Iedere morgen om half zeven veegden de loopende patiënten plus het verplegend personeel de zaal bij en vergaderden zoo een emmer vuil dat voornamelijk uit de stroozakken kwam. Ik sprak juist over verplegend personeel,maar dat is een luxe-benaming, want deze luitenant ter zee, een luitnt. Artillerie en 2 cadetten weten niets van verpleging af, of moesten leeren hoe pols- en temperatuur op te nemen, over het overige maar niet te spreken! Daarbij komt nog, dat er onvoldoende reinigingsmiddelen  waren zoals urinaals en aanverwante artikelen nu niet bepaald in een toestand verkeerden als in een Ziekenhuis gewoonte is. Deze 4 verplegers(?) zorgden voor soms 40 à 30 patiënten. Gelukkig waren er verschillende  loopende patiënten onder, die zich zelf konden helpen. Maar dat neemt niet weg, dat het èn voor uw man èn voor de verplegers een zeer zware taak is die zij toch op de meest loffelijke wijze hebben vervuld. Denkt U eens in 8 à 10 patiënten voor 1 verpleger. Deze verplegers hadden bovendien nog de zorg voor onderzoekkamer, de waschzaal, toiletten want er zijn geen oppassers ingedeeld. U ziet dat zij tevens dienst deden als werkvrouwen.

Uw man zorgde echter niet alleen voor ons lichamelijk welzijn, maar ook voor onze geestelijk en moreel welzijn. Des Zondags ging hij na “zaalbezoek” ons voor door het lezen van een hoofdstuk uit den Bijbel of een of meer hoofdstukken uit “ de Navolging van Christus”, die lezing sluitend met gebed. In de week organiseerde hij praatjes over allerlei onderwerpen; bijv. over Curaçoa, onderzeedienst, luchtdoelartillerie …, terwijl hij zelf op de bekende vlotte wijze sprak over verschillende medische onderwerpen, die onze volle belangstelling had. Daarnaast had hij nog wel gelegenheid voor een praatje en soms zelfs voor een patience à deux waaraan hij zooals ik gekkende opmerkte verslaafd geraakt was.

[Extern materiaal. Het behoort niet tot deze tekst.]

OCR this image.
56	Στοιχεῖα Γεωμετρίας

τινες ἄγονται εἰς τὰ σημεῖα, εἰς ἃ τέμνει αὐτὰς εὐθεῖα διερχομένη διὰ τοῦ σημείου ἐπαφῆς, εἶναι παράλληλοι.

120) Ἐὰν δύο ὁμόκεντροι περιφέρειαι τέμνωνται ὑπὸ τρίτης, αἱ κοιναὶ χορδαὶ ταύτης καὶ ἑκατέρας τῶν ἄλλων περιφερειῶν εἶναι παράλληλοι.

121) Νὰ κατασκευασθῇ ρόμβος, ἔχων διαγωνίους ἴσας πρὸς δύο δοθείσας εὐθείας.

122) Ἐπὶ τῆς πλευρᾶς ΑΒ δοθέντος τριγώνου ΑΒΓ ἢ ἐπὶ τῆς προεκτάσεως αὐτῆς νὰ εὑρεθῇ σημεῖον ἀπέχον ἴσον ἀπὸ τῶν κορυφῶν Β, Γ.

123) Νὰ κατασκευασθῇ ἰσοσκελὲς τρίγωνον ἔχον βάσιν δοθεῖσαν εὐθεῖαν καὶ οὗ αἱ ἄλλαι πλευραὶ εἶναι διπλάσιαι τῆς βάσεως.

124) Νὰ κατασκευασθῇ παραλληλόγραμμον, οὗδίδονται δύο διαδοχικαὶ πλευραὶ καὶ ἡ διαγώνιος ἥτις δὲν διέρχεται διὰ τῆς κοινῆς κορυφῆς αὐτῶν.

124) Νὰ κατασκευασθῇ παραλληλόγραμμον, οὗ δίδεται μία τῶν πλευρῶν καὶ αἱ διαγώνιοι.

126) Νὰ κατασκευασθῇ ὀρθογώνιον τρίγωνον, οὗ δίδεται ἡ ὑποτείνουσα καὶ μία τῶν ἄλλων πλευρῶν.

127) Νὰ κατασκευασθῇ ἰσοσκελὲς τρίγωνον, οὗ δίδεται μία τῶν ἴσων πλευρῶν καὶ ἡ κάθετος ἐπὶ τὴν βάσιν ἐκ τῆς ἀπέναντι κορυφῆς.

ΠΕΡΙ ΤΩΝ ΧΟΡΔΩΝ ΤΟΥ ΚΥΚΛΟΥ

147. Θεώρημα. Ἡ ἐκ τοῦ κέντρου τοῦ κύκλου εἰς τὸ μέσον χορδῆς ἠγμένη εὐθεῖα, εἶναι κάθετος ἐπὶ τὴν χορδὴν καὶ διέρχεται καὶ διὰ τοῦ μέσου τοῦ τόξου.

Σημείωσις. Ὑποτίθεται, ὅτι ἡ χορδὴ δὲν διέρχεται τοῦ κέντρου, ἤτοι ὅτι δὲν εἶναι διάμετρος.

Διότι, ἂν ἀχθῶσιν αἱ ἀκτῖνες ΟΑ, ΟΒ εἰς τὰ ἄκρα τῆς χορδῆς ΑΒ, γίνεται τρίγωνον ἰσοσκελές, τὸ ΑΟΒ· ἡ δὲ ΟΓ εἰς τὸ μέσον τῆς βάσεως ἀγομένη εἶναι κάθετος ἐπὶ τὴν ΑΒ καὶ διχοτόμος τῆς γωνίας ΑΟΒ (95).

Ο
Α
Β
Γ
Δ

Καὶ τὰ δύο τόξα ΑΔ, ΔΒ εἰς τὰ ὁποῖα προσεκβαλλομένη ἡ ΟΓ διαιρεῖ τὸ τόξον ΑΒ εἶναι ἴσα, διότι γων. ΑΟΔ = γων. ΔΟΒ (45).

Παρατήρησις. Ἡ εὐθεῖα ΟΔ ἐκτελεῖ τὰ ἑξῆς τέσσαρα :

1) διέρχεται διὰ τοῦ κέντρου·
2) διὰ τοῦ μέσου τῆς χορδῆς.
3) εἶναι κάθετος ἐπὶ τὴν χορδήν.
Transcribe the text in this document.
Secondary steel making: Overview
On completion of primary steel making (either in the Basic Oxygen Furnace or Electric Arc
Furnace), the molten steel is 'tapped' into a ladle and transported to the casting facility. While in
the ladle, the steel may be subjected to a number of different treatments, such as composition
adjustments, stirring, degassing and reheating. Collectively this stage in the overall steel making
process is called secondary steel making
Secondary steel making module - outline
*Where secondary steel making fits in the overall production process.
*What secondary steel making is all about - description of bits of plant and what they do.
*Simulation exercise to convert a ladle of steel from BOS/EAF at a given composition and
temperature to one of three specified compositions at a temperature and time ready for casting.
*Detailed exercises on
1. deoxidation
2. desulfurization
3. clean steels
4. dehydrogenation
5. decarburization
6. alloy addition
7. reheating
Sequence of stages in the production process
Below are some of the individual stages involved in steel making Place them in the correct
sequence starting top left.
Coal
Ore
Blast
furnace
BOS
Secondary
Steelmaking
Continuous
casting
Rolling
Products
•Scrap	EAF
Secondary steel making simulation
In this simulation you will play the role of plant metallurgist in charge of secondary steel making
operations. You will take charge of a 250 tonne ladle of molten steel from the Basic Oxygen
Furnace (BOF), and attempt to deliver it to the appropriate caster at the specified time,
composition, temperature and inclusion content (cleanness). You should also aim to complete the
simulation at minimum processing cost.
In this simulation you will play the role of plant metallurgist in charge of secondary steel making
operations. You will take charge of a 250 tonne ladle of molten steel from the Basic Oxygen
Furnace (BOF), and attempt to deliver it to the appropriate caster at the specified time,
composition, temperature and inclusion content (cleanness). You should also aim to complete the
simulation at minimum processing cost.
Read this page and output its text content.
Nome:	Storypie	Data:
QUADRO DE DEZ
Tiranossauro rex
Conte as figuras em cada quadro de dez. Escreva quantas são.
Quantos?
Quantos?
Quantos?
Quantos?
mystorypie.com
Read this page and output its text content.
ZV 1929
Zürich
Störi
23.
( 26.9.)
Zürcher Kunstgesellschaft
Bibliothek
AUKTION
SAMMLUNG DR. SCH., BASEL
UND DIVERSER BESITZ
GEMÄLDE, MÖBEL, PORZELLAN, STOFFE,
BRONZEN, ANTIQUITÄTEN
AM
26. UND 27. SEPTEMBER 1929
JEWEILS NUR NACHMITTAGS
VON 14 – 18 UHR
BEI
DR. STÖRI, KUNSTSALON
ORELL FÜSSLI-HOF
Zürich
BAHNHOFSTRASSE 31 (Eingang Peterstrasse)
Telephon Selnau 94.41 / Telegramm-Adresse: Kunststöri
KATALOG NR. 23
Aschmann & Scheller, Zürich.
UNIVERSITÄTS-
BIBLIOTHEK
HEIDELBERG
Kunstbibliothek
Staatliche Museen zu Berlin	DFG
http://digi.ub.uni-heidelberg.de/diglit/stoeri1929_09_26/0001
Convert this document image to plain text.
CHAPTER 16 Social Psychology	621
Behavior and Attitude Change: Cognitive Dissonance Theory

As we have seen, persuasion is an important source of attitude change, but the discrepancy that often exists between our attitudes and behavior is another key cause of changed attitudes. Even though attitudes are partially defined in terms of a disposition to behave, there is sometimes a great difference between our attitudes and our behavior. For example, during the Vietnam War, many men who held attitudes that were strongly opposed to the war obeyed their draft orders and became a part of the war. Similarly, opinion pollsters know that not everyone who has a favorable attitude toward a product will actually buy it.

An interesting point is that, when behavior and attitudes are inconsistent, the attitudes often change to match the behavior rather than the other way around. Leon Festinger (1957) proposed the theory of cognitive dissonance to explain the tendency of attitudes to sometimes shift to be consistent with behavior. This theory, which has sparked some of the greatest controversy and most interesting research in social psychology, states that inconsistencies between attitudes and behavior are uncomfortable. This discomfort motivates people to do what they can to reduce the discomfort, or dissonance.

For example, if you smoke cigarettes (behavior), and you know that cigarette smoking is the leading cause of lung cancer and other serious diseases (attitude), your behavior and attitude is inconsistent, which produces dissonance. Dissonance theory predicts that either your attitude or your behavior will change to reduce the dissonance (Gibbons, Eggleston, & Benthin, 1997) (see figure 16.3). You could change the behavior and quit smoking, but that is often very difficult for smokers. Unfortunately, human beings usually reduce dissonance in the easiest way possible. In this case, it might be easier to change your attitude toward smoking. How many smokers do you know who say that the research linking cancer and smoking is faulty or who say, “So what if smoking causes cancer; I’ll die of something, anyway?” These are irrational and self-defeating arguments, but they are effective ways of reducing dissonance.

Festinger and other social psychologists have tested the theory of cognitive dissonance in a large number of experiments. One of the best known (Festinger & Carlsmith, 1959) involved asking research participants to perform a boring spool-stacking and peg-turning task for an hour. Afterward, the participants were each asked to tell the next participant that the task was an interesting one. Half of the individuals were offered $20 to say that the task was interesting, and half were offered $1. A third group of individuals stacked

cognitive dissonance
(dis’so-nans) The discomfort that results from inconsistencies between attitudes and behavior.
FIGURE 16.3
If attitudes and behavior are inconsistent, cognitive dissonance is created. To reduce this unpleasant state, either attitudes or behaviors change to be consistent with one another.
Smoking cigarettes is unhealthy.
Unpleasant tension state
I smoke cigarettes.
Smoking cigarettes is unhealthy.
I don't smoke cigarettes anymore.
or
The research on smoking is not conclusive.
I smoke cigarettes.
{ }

Met dat al liep zijn leven niet zoo glad, want voortdurend waren er strubbelingen. Nu eens mocht hij niet naar het Servische Lazarett waar operatie patiënten lagen, dan weer moest hij  strijd voeren om meer en beter eten. Maar de strijdlust werd er niet minder om, en daarmee dwong hij toch de eerbied van de Duitse mil. Instantie in het Lager af, omdat zijn strijd altijd betrof de zorg voor zijn patiënten.

Mevrouw, ik heb u een beeld gegeven van zijn werk,omdat ik behoor tot een van de vele dankbare patiënten, die door zijn werken en zijn strijd weder thuis kunnen zijn en daar de verzorging kunnen vinden, die hun chronische kwaal vereischt. Hierdoor heb ik mijn respect, naast mijn dankbaarheid willen toonen en ik meen dit niet beter te kunnen doen, dan tegenover U.

Ik schreef Uw man heden nog voor onze lange reis en onze behouden aankomst.

Geloof mij met de meeste hoogachting,

                       Uw dienstw.

                                   SCHMIDT

                                   Luitnt-KolonelArtie. n.a.